If you are in a healthy committed relationship you talk about these sorts of things, there’s no right or wrong. On the other hand, I do agree with you that it would be really weird and creepy to ask a father permission to marry his daughter behind her back.
My partner was going to marry me no matter what their dad said, but it meant a lot to them to get his approval. I was going into the military and he was a retired high ranking lieutenant.
8 years later their dad still loves the shit out of me.

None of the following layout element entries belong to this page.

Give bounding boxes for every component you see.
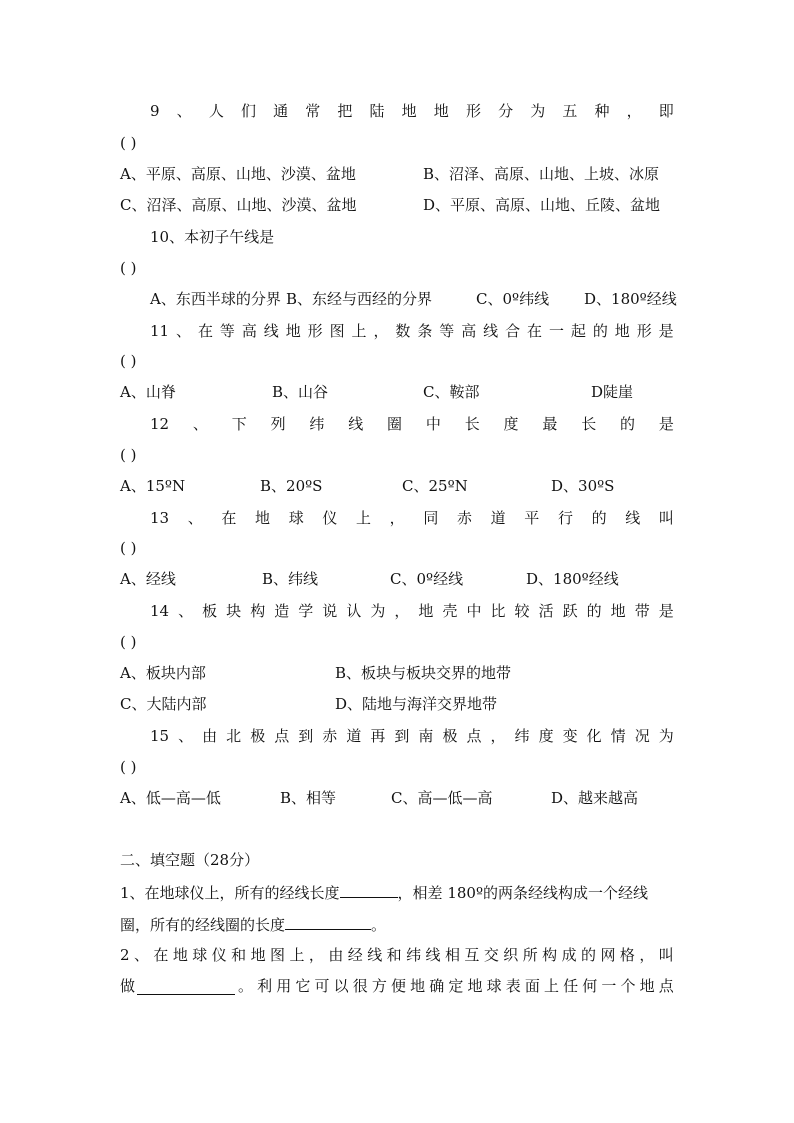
fill2-line2-char: 确 xyxy=(429,977,445,995)
q9-stem-char: 为 xyxy=(530,102,546,120)
q14-stem-char: 活 xyxy=(538,602,554,620)
q14-stem-char: 地 xyxy=(610,602,626,620)
q13-stem-char: 球 xyxy=(288,509,304,527)
q14-stem-char: 壳 xyxy=(442,602,458,620)
q11-stem-char: 高 xyxy=(461,322,477,340)
q15-options xyxy=(120,787,674,809)
q13-stem-char: 的 xyxy=(591,509,607,527)
q13-option-b: B、纬线 xyxy=(262,570,319,588)
q9-stem-char: 常 xyxy=(305,102,321,120)
q13-stem-char: 同 xyxy=(423,509,439,527)
q9-option-a: A、平原、高原、山地、沙漠、盆地 xyxy=(120,165,356,183)
fill2-line2-char: 个 xyxy=(620,977,636,995)
fill2-line1-char: 在 xyxy=(153,946,169,964)
q15-stem-char: 由 xyxy=(202,727,218,745)
q11-stem-char: 线 xyxy=(483,322,499,340)
fill2-line1-char: 线 xyxy=(425,946,441,964)
q11-answer-paren: ( ) xyxy=(120,352,137,370)
q12-stem-char: 圈 xyxy=(387,415,403,433)
q14-stem-char: 为 xyxy=(370,602,386,620)
q13-stem-char: ， xyxy=(389,509,405,527)
q9-stem-char: 陆 xyxy=(369,102,385,120)
fill2-line2-char: 地 xyxy=(639,977,655,995)
q9-stem-char: 地 xyxy=(433,102,449,120)
fill2-line2-char: 利 xyxy=(257,977,273,995)
q9-answer-paren: ( ) xyxy=(120,134,137,152)
fill2-line2-char: 何 xyxy=(582,977,598,995)
q14-options-row1 xyxy=(120,662,674,684)
q15-option-a: A、低—高—低 xyxy=(120,789,221,807)
q14-options-row2 xyxy=(120,693,674,715)
q9-stem-char: 形 xyxy=(465,102,481,120)
q12-stem xyxy=(150,413,674,435)
q14-stem-char: 造 xyxy=(274,602,290,620)
q12-option-a: A、15ºN xyxy=(120,477,186,495)
q10-option-c: C、0º纬线 xyxy=(476,290,550,308)
q12-stem-char: 、 xyxy=(192,415,208,433)
q14-stem-char: 的 xyxy=(586,602,602,620)
q11-stem-char: 一 xyxy=(548,322,564,340)
q9-stem-char: 种 xyxy=(594,102,610,120)
q15-stem-char: 况 xyxy=(634,727,650,745)
q10-option-d: D、180º经线 xyxy=(584,290,677,308)
fill1-blank2[interactable] xyxy=(285,913,371,930)
q14-stem-char: 较 xyxy=(514,602,530,620)
fill2-line1-char: 织 xyxy=(503,946,519,964)
fill2-line1-char: 所 xyxy=(522,946,538,964)
q13-stem-char: 平 xyxy=(524,509,540,527)
fill1-line1 xyxy=(120,881,674,903)
q9-stem-char: 地 xyxy=(401,102,417,120)
q12-option-b: B、20ºS xyxy=(260,477,323,495)
q10-options xyxy=(150,288,677,310)
q11-stem-char: 图 xyxy=(329,322,345,340)
fill1-text-a: 1、在地球仪上，所有的经线长度 xyxy=(120,884,340,902)
q12-stem-char: 度 xyxy=(503,415,519,433)
q13-option-c: C、0º经线 xyxy=(390,570,464,588)
q10-option-b: B、东经与西经的分界 xyxy=(286,290,433,308)
q15-stem-char: ， xyxy=(490,727,506,745)
fill2-line2-char: 便 xyxy=(391,977,407,995)
fill1-text-b: ，相差 180º的两条经线构成一个经线 xyxy=(397,884,649,902)
q14-stem-char: 、 xyxy=(178,602,194,620)
q11-stem-char: 在 xyxy=(197,322,213,340)
q12-option-d: D、30ºS xyxy=(551,477,615,495)
fill2-line2-char: 很 xyxy=(352,977,368,995)
q14-stem-char: 比 xyxy=(490,602,506,620)
q15-stem-char: 纬 xyxy=(514,727,530,745)
fill2-blank1[interactable] xyxy=(137,978,235,995)
fill2-line1-char: 地 xyxy=(172,946,188,964)
q12-stem-char: 中 xyxy=(425,415,441,433)
fill2-line1-char: 叫 xyxy=(658,946,674,964)
q12-stem-char: 长 xyxy=(581,415,597,433)
q13-stem-char: 地 xyxy=(255,509,271,527)
q11-stem-char: 形 xyxy=(307,322,323,340)
q11-options xyxy=(120,381,674,403)
q14-stem-char: 板 xyxy=(202,602,218,620)
fill2-line2-char: 它 xyxy=(295,977,311,995)
q13-stem-char: 在 xyxy=(221,509,237,527)
fill2-line1-char: 构 xyxy=(542,946,558,964)
q11-option-a: A、山脊 xyxy=(120,383,176,401)
q11-stem-char: 11 xyxy=(150,322,170,340)
q15-stem-char: 为 xyxy=(658,727,674,745)
q11-stem-char: ， xyxy=(373,322,389,340)
fill2-line1-char: ， xyxy=(639,946,655,964)
q13-stem-char: 叫 xyxy=(658,509,674,527)
q9-options-row2 xyxy=(120,194,674,216)
q11-stem-char: 等 xyxy=(439,322,455,340)
q14-stem-char: 跃 xyxy=(562,602,578,620)
q11-stem-char: 线 xyxy=(263,322,279,340)
q9-stem-char: ， xyxy=(626,102,642,120)
fill2-line2-char: 以 xyxy=(333,977,349,995)
q14-stem-char: 说 xyxy=(322,602,338,620)
q14-option-c: C、大陆内部 xyxy=(120,695,207,713)
q9-stem-char: 五 xyxy=(562,102,578,120)
q11-stem-char: 地 xyxy=(285,322,301,340)
q15-stem-char: 点 xyxy=(274,727,290,745)
fill2-line2-char: 地 xyxy=(467,977,483,995)
q14-stem-char: 认 xyxy=(346,602,362,620)
q11-stem-char: 、 xyxy=(176,322,192,340)
fill2-line1-char: 经 xyxy=(347,946,363,964)
q14-stem-char: 带 xyxy=(634,602,650,620)
q14-option-a: A、板块内部 xyxy=(120,664,206,682)
q11-stem-char: 是 xyxy=(658,322,674,340)
q9-stem-char: 分 xyxy=(498,102,514,120)
q13-stem-char: 、 xyxy=(187,509,203,527)
fill2-line1-char: 网 xyxy=(600,946,616,964)
q15-stem-char: 15 xyxy=(150,727,170,745)
fill1-text-c: 圈，所有的经线圈的长度 xyxy=(120,916,286,934)
fill2-line2-char: 方 xyxy=(371,977,387,995)
q11-stem-char: 上 xyxy=(351,322,367,340)
q10-stem: 10、本初子午线是 xyxy=(150,228,275,246)
q11-option-d: D陡崖 xyxy=(591,383,634,401)
q9-stem-char: 们 xyxy=(240,102,256,120)
q15-stem-char: 化 xyxy=(586,727,602,745)
fill2-line1-char: 相 xyxy=(444,946,460,964)
fill2-text-b xyxy=(238,975,674,997)
q11-stem-char: 高 xyxy=(241,322,257,340)
q15-stem-char: 点 xyxy=(466,727,482,745)
q12-options xyxy=(120,475,674,497)
fill2-line2-char: 任 xyxy=(563,977,579,995)
q13-stem-char: 道 xyxy=(490,509,506,527)
q10-answer-paren: ( ) xyxy=(120,259,137,277)
q10-option-a: A、东西半球的分界 xyxy=(150,290,281,308)
q9-stem-char: 把 xyxy=(337,102,353,120)
fill2-line2-char: 球 xyxy=(486,977,502,995)
fill2-line2-char: 表 xyxy=(505,977,521,995)
q14-option-d: D、陆地与海洋交界地带 xyxy=(335,695,498,713)
q13-stem xyxy=(150,507,674,529)
q9-stem-char: 9 xyxy=(150,102,160,120)
q14-stem-char: 14 xyxy=(150,602,170,620)
q15-stem-char: 到 xyxy=(394,727,410,745)
fill2-line1-char: 格 xyxy=(619,946,635,964)
q14-stem-char: 地 xyxy=(418,602,434,620)
q12-stem-char: 的 xyxy=(620,415,636,433)
q13-stem-char: 行 xyxy=(557,509,573,527)
q15-stem-char: 变 xyxy=(562,727,578,745)
q15-stem-char: 极 xyxy=(250,727,266,745)
q11-stem-char: 的 xyxy=(592,322,608,340)
fill2-line2-char: 可 xyxy=(314,977,330,995)
q14-stem-char: ， xyxy=(394,602,410,620)
q9-stem xyxy=(150,100,674,122)
q11-stem-char: 合 xyxy=(505,322,521,340)
q15-stem-char: 度 xyxy=(538,727,554,745)
fill2-line1-char: 仪 xyxy=(211,946,227,964)
q9-option-b: B、沼泽、高原、山地、上坡、冰原 xyxy=(423,165,660,183)
q9-stem-char: 人 xyxy=(208,102,224,120)
q11-stem-char: 等 xyxy=(219,322,235,340)
q11-stem xyxy=(150,320,674,342)
q13-stem-char: 线 xyxy=(625,509,641,527)
fill1-line2 xyxy=(120,913,674,935)
fill2-line1 xyxy=(120,944,674,966)
fill2-line1-char: 的 xyxy=(581,946,597,964)
q9-option-c: C、沼泽、高原、山地、沙漠、盆地 xyxy=(120,196,357,214)
fill2-line1-char: 图 xyxy=(270,946,286,964)
q11-option-c: C、鞍部 xyxy=(423,383,480,401)
q15-stem-char: 、 xyxy=(178,727,194,745)
q14-stem-char: 块 xyxy=(226,602,242,620)
q14-option-b: B、板块与板块交界的地带 xyxy=(335,664,512,682)
q14-stem-char: 中 xyxy=(466,602,482,620)
fill2-line2-char: 用 xyxy=(276,977,292,995)
fill2-line2 xyxy=(120,975,674,997)
q15-option-c: C、高—低—高 xyxy=(391,789,493,807)
q11-stem-char: 条 xyxy=(417,322,433,340)
fill2-line1-char: 球 xyxy=(192,946,208,964)
q15-stem-char: 南 xyxy=(418,727,434,745)
q15-option-d: D、越来越高 xyxy=(551,789,639,807)
fill2-line1-char: 互 xyxy=(464,946,480,964)
fill2-line2-char: 定 xyxy=(448,977,464,995)
fill2-line1-char: 和 xyxy=(231,946,247,964)
fill2-line1-char: 上 xyxy=(289,946,305,964)
fill2-line1-char: 2 xyxy=(120,946,130,964)
q14-stem xyxy=(150,600,674,622)
fill2-line1-char: ， xyxy=(308,946,324,964)
q11-stem-char: 在 xyxy=(527,322,543,340)
q13-stem-char: 赤 xyxy=(456,509,472,527)
q12-stem-char: 最 xyxy=(542,415,558,433)
q14-stem-char: 构 xyxy=(250,602,266,620)
q15-stem-char: 情 xyxy=(610,727,626,745)
q12-stem-char: 纬 xyxy=(309,415,325,433)
q14-stem-char: 是 xyxy=(658,602,674,620)
fill2-line1-char: 交 xyxy=(483,946,499,964)
fill2-line1-char: 线 xyxy=(367,946,383,964)
fill2-line1-char: 、 xyxy=(133,946,149,964)
q14-answer-paren: ( ) xyxy=(120,633,137,651)
section2-title: 二、填空题（28分） xyxy=(120,851,260,869)
fill2-line1-char: 成 xyxy=(561,946,577,964)
q13-stem-char: 13 xyxy=(150,509,170,527)
q13-option-d: D、180º经线 xyxy=(526,570,619,588)
fill2-line2-char: 地 xyxy=(410,977,426,995)
q13-stem-char: 上 xyxy=(356,509,372,527)
q12-stem-char: 线 xyxy=(348,415,364,433)
fill2-line1-char: 由 xyxy=(328,946,344,964)
q15-option-b: B、相等 xyxy=(280,789,337,807)
fill1-blank1[interactable] xyxy=(340,881,398,898)
q15-stem-char: 道 xyxy=(346,727,362,745)
q12-stem-char: 下 xyxy=(231,415,247,433)
q13-answer-paren: ( ) xyxy=(120,539,137,557)
fill2-line2-char: 点 xyxy=(658,977,674,995)
q12-stem-char: 列 xyxy=(270,415,286,433)
q12-stem-char: 是 xyxy=(658,415,674,433)
q11-stem-char: 起 xyxy=(570,322,586,340)
fill2-line1-char: 纬 xyxy=(406,946,422,964)
q12-option-c: C、25ºN xyxy=(402,477,468,495)
fill2-line2-char: 面 xyxy=(524,977,540,995)
fill2-text-a: 做 xyxy=(120,977,136,995)
q15-stem-char: 北 xyxy=(226,727,242,745)
q11-option-b: B、山谷 xyxy=(272,383,329,401)
q11-stem-char: 形 xyxy=(636,322,652,340)
fill2-line1-char: 地 xyxy=(250,946,266,964)
q9-stem-char: 即 xyxy=(658,102,674,120)
q9-options-row1 xyxy=(120,163,674,185)
q15-answer-paren: ( ) xyxy=(120,758,137,776)
q15-stem-char: 极 xyxy=(442,727,458,745)
q15-stem-char: 到 xyxy=(298,727,314,745)
q13-stem-char: 仪 xyxy=(322,509,338,527)
q11-stem-char: 数 xyxy=(395,322,411,340)
q15-stem-char: 再 xyxy=(370,727,386,745)
fill2-line1-char: 和 xyxy=(386,946,402,964)
q14-stem-char: 学 xyxy=(298,602,314,620)
q15-stem xyxy=(150,725,674,747)
q15-stem-char: 赤 xyxy=(322,727,338,745)
fill2-line2-char: 。 xyxy=(238,977,254,995)
q12-stem-char: 长 xyxy=(464,415,480,433)
q13-option-a: A、经线 xyxy=(120,570,176,588)
q13-options xyxy=(120,568,674,590)
fill2-line2-char: 一 xyxy=(601,977,617,995)
q12-stem-char: 12 xyxy=(150,415,170,433)
q9-stem-char: 、 xyxy=(176,102,192,120)
q9-option-d: D、平原、高原、山地、丘陵、盆地 xyxy=(423,196,661,214)
q11-stem-char: 地 xyxy=(614,322,630,340)
fill1-text-d: 。 xyxy=(371,916,387,934)
fill2-line2-char: 上 xyxy=(544,977,560,995)
q12-answer-paren: ( ) xyxy=(120,446,137,464)
q9-stem-char: 通 xyxy=(273,102,289,120)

My bad. I shouldn’t type while sick.
Lieutenant colonel is what I meant.
I personally disagree. Long time ago, I was dating someone and one day it just happened… Like that was the point I knew I wanted to spend the rest of my life with her. But I did a quick ‘ask her father for permission’ but in my head… And doing that was when I fully came to grasp with just how much a loser I was and how little I had to offer anyone. That moment, was the moment my life shifted. I got my drinking under control, went to college, made better friends, I was serious about my future.
While I didn’t talk to her father, I knew exactly what he’d say. I knew exactly how he felt about me. Him being always honest with me and me finally being honest with me was the best thing that’s ever happened to me.
I’ve never viewed it as a property thing, at least not in America. And I didn’t anyone does. To me it’s always been more of a ‘are you worthy, do I trust you’.